Guerre en Iran : l’économie israélienne tient bon

L’économie israélienne fait pour le moment preuve de résilience. Une victoire contre l’Iran pourrait stimuler la croissance et les investissements étrangers.

Malgré les tensions, l'économie israélienne affiche une résilience remarquable.

Par Pascal Brunel

Publié le 5 mars 2026 

Le constat est pour le moins paradoxal. Israël est visé par des centaines de missiles, la population vit au rythme des alertes de jour comme de nuit, tandis que les entreprises fonctionnent au ralenti, les dépenses militaires explosent et une centaine de milliers de réservistes est rappelée. Avec tous ces handicaps, l’économie israélienne aurait toutes les raisons d’être plongée dans une crise aiguë. Mais ce diagnostic sur le papier est faux, du moins pour le moment.

Le principal indice de la Bourse de Tel-Aviv, baromètre du moral des investisseurs, après avoir battu tous ses records lundi, n’a pas connu de prises de bénéfices ce mercredi, restant quasiment stable. Les chiffres parlent d’eux-mêmes : depuis la guerre des douze jours de juin dernier, lors du premier round de l’affrontement entre Israël et les Etats-Unis contre l’Iran, la Bourse a grimpé de 50 %. Le shekel, la devise nationale, a également progressé face au dollar et à l’euro… comme si le pays était un havre de paix et de prospérité.

« Résilience économique »

« A moyen et long terme, si les opérations militaires en cours sont un succès et que le régime iranien s’effondre ou s’affaiblit considérablement, cela va donner confiance et booster l’ensemble de l’économie. La hausse continue du shekel doit aussi permettre une baisse des taux d’intérêt de la Banque d’Israël », prévoit Ronen Menachem, chef des marchés de la banque Mizrahi Tefahot.

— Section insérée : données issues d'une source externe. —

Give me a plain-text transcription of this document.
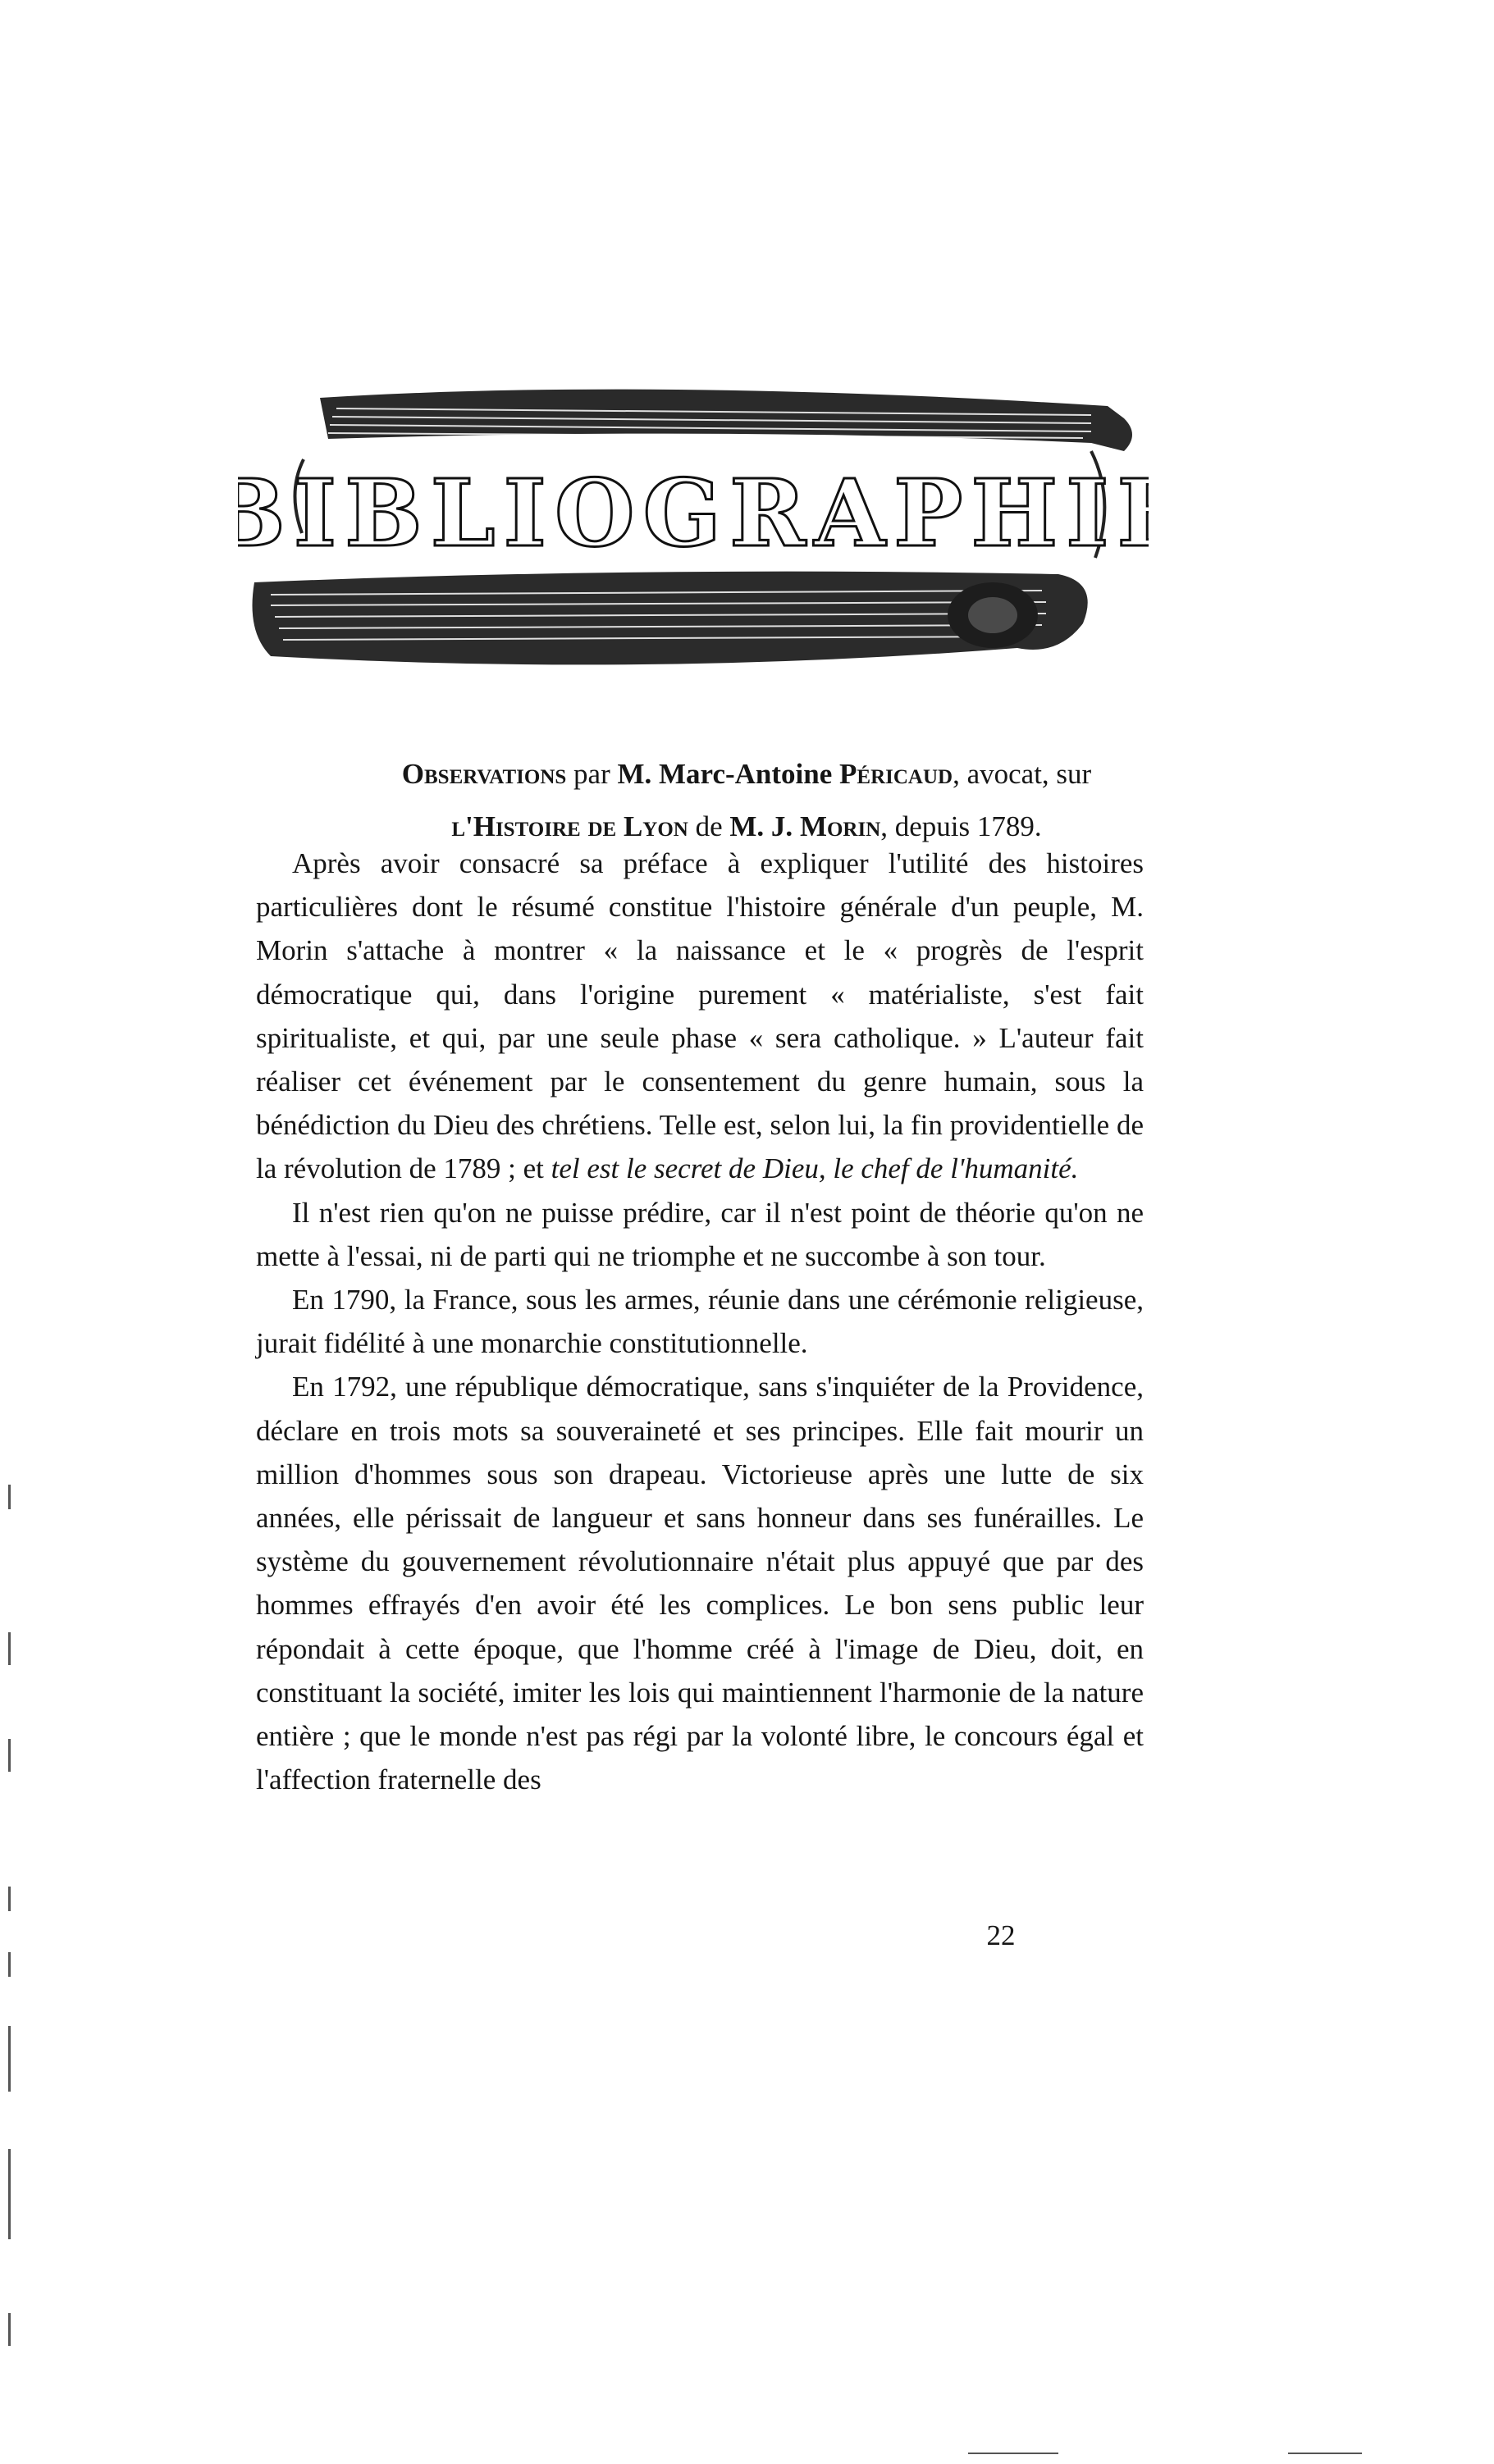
BIBLIOGRAPHIE
Observations par M. Marc-Antoine Péricaud, avocat, sur
l'Histoire de Lyon de M. J. Morin, depuis 1789.

Après avoir consacré sa préface à expliquer l'utilité des histoires particulières dont le résumé constitue l'histoire générale d'un peuple, M. Morin s'attache à montrer « la naissance et le « progrès de l'esprit démocratique qui, dans l'origine purement « matérialiste, s'est fait spiritualiste, et qui, par une seule phase « sera catholique. » L'auteur fait réaliser cet événement par le consentement du genre humain, sous la bénédiction du Dieu des chrétiens. Telle est, selon lui, la fin providentielle de la révolution de 1789 ; et tel est le secret de Dieu, le chef de l'humanité.

Il n'est rien qu'on ne puisse prédire, car il n'est point de théorie qu'on ne mette à l'essai, ni de parti qui ne triomphe et ne succombe à son tour.

En 1790, la France, sous les armes, réunie dans une cérémonie religieuse, jurait fidélité à une monarchie constitutionnelle.

En 1792, une république démocratique, sans s'inquiéter de la Providence, déclare en trois mots sa souveraineté et ses principes. Elle fait mourir un million d'hommes sous son drapeau. Victorieuse après une lutte de six années, elle périssait de langueur et sans honneur dans ses funérailles. Le système du gouvernement révolutionnaire n'était plus appuyé que par des hommes effrayés d'en avoir été les complices. Le bon sens public leur répondait à cette époque, que l'homme créé à l'image de Dieu, doit, en constituant la société, imiter les lois qui maintiennent l'harmonie de la nature entière ; que le monde n'est pas régi par la volonté libre, le concours égal et l'affection fraternelle des

22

Ce diagnostic est partagé par Standard & Poor’s. « Historiquement, la prospérité de l’économie israélienne se caractérise par sa résilience grâce à l’important secteur de la haute technologie, qui représente 20 % du PIB et plus de la moitié des exportations, ainsi qu’au pourcentage élevé des employés qui recourt au télétravail », explique l’agence de notation.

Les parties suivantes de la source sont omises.